We had a child together after many conversations of what our future as a couple dealing with the repercussions of breast cancer would be like. We had Penny and then Maizy decided to let them take her ovaries to avoid the very real possibility of cancer developing there. Then she decided to let them take her last remaining breast. Total mastectomy. I still think she’s the sexiest woman on the planet. Survivors are hot. She sacrificed her body to have a chance to live a longer life.

Maizy is amazing. For almost dying several times, the life in her bursts out and infects me. She gave me an amazing daughter and encourages me to follow my dreams. I’m glad she’s in my life and I’m grateful to her for fighting to live as hard as she does and choosing to spend that life with a bum like me. I’m The luckiest guy in the world.
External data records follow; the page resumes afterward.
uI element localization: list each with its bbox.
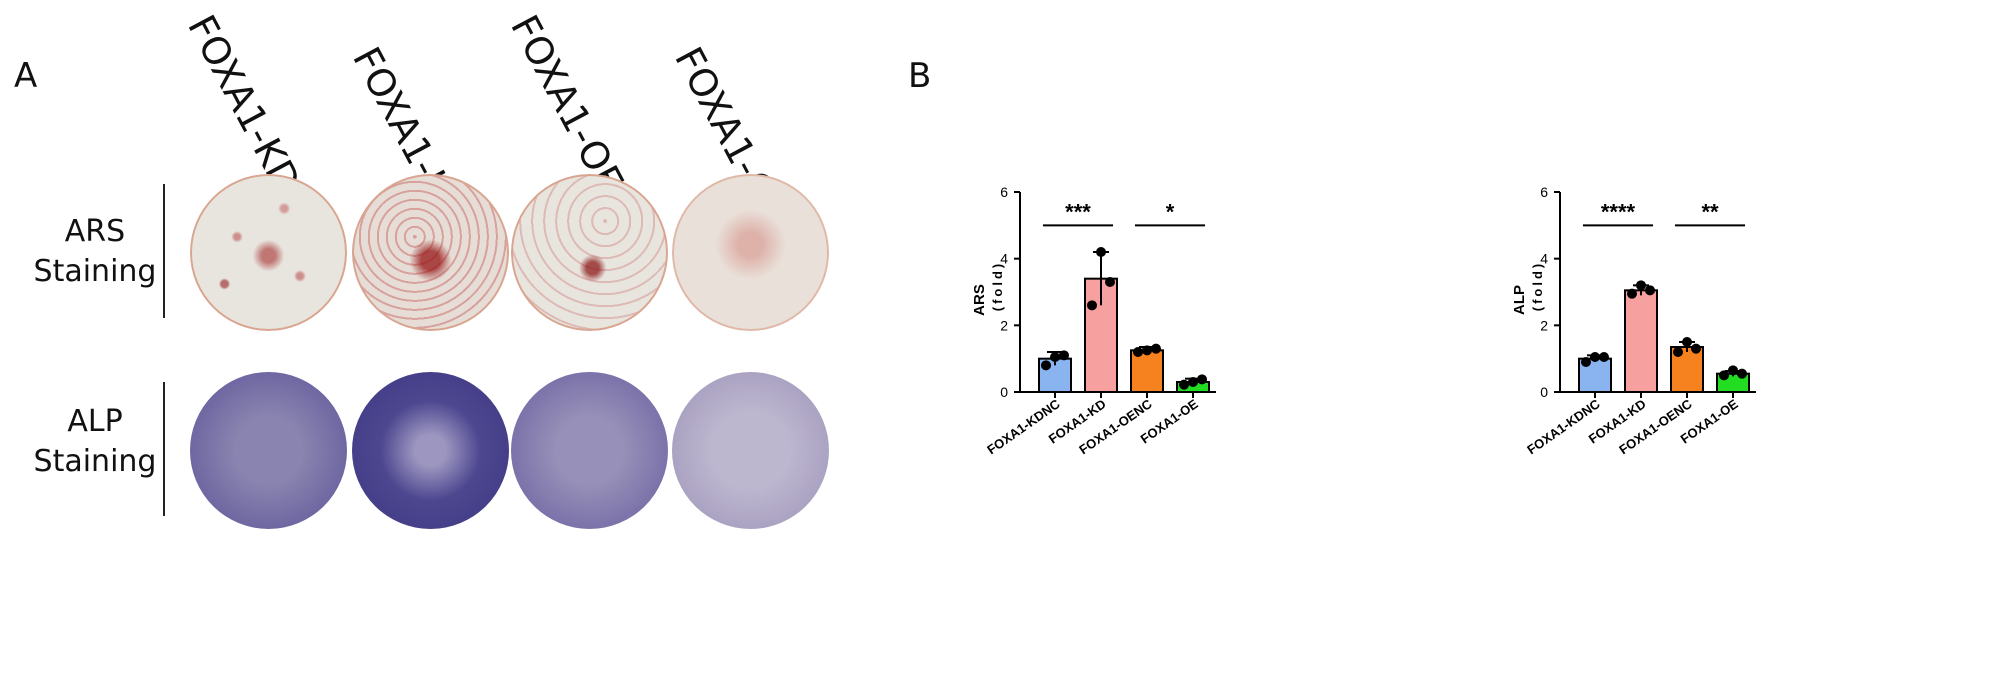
y-axis-label: ALP xyxy=(1511,285,1528,315)
data-point xyxy=(1627,288,1637,299)
alp-well-kdnc xyxy=(190,372,347,529)
y-axis-unit: (fold) xyxy=(1530,261,1545,311)
row-label-ars-line1: ARS xyxy=(64,214,126,249)
data-point xyxy=(1041,360,1051,371)
y-tick-label: 6 xyxy=(1540,184,1548,200)
y-tick-label: 4 xyxy=(1000,251,1008,267)
x-tick-label: FOXA1-KDNC xyxy=(984,396,1063,458)
data-point xyxy=(1682,337,1692,347)
x-tick-label: FOXA1-KDNC xyxy=(1524,396,1603,458)
row-divider-alp xyxy=(163,382,165,516)
row-label-alp-line2: Staining xyxy=(33,444,157,479)
data-point xyxy=(1719,370,1729,381)
y-tick-label: 4 xyxy=(1540,251,1548,267)
y-axis-unit: (fold) xyxy=(990,261,1005,311)
significance-label: *** xyxy=(1065,199,1091,224)
y-tick-label: 0 xyxy=(1540,384,1548,400)
significance-label: ** xyxy=(1701,199,1719,224)
data-point xyxy=(1050,352,1060,362)
ars-well-kd xyxy=(352,174,509,331)
data-point xyxy=(1645,285,1655,296)
row-label-alp: ALP Staining xyxy=(20,402,170,482)
bar-3 xyxy=(1130,349,1164,393)
panel-b-letter: B xyxy=(908,56,932,96)
row-divider-ars xyxy=(163,184,165,318)
ars-well-oenc xyxy=(511,174,668,331)
significance-label: * xyxy=(1166,199,1175,224)
data-point xyxy=(1059,350,1069,361)
panel-a-letter: A xyxy=(14,56,38,96)
y-tick-label: 0 xyxy=(1000,384,1008,400)
data-point xyxy=(1599,352,1609,362)
row-label-alp-line1: ALP xyxy=(67,404,123,439)
data-point xyxy=(1728,365,1738,376)
data-point xyxy=(1590,352,1600,362)
alp-well-oe xyxy=(672,372,829,529)
data-point xyxy=(1133,347,1143,357)
row-label-ars-line2: Staining xyxy=(33,254,157,289)
data-point xyxy=(1737,368,1747,379)
data-point xyxy=(1581,357,1591,367)
data-point xyxy=(1142,345,1152,356)
data-point xyxy=(1105,277,1115,287)
data-point xyxy=(1691,343,1701,354)
y-tick-label: 6 xyxy=(1000,184,1008,200)
significance-label: **** xyxy=(1601,199,1636,224)
data-point xyxy=(1087,300,1097,311)
y-tick-label: 2 xyxy=(1540,317,1548,333)
data-point xyxy=(1197,374,1207,385)
data-point xyxy=(1188,377,1198,387)
data-point xyxy=(1151,343,1161,354)
data-point xyxy=(1096,247,1106,257)
alp-well-oenc xyxy=(511,372,668,529)
alp-well-kd xyxy=(352,372,509,529)
ars-well-kdnc xyxy=(190,174,347,331)
y-axis-label: ARS xyxy=(971,284,988,316)
data-point xyxy=(1673,347,1683,357)
data-point xyxy=(1636,280,1646,291)
bar-2 xyxy=(1624,289,1658,393)
row-label-ars: ARS Staining xyxy=(20,212,170,292)
ars-well-oe xyxy=(672,174,829,331)
data-point xyxy=(1179,379,1189,390)
y-tick-label: 2 xyxy=(1000,317,1008,333)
What would you do if you almost died? Wouldn’t you want to live your life to the fullest and not regret an existence of apathy? Experience things you never have? Go places you’ve never been? Enjoy YOUR life. Don’t wait for a life threatening disease to give you a wake up call. Do everything. Find what you love to do and follow your dreams. That’s what I’m going to do anyway. You can do whatever you want. It’s your life.

We want to travel. There are many reasons, but a big one for me is getting Penny out there to see the world. Cancer runs in the family. Maizy’s mom had it, and there is a decent chance Penny could have the BRCA gene. BRCA1 and BRCA2 are harmful genes inherited from the mother or father.

A child of a parent with the gene has a 50 percent chance of inheriting the mutation. I hope it isn’t true but I’m ready to deal with it if it is. I want to try to instill that appreciation for life in Penny, not that she doesn’t already have it. The girl is a firecracker.

Extremely emotional just like her dad. Intelligent and strong like her mom. A 50/50 chance that she could have to deal with ovarian or breast cancer? That’s tough to deal with. We are going to teach her to live life. What better way to do that than by example?

The fact is: any of us can die anytime. That’s news to nobody. We already know this. So why do we spend so much of our time doing things we don’t enjoy? I’m not talking about doing the dishes or the laundry. I’m talking about careers and life choices and doing things we wouldn’t normally do. Taking chances, trying new things, searching for fulfillment.

We live in a world where a majority of people think it’s crazy to follow your dreams. We think those people are crazy. Maizy and I have served our time on the hamster wheel and we are jumping off.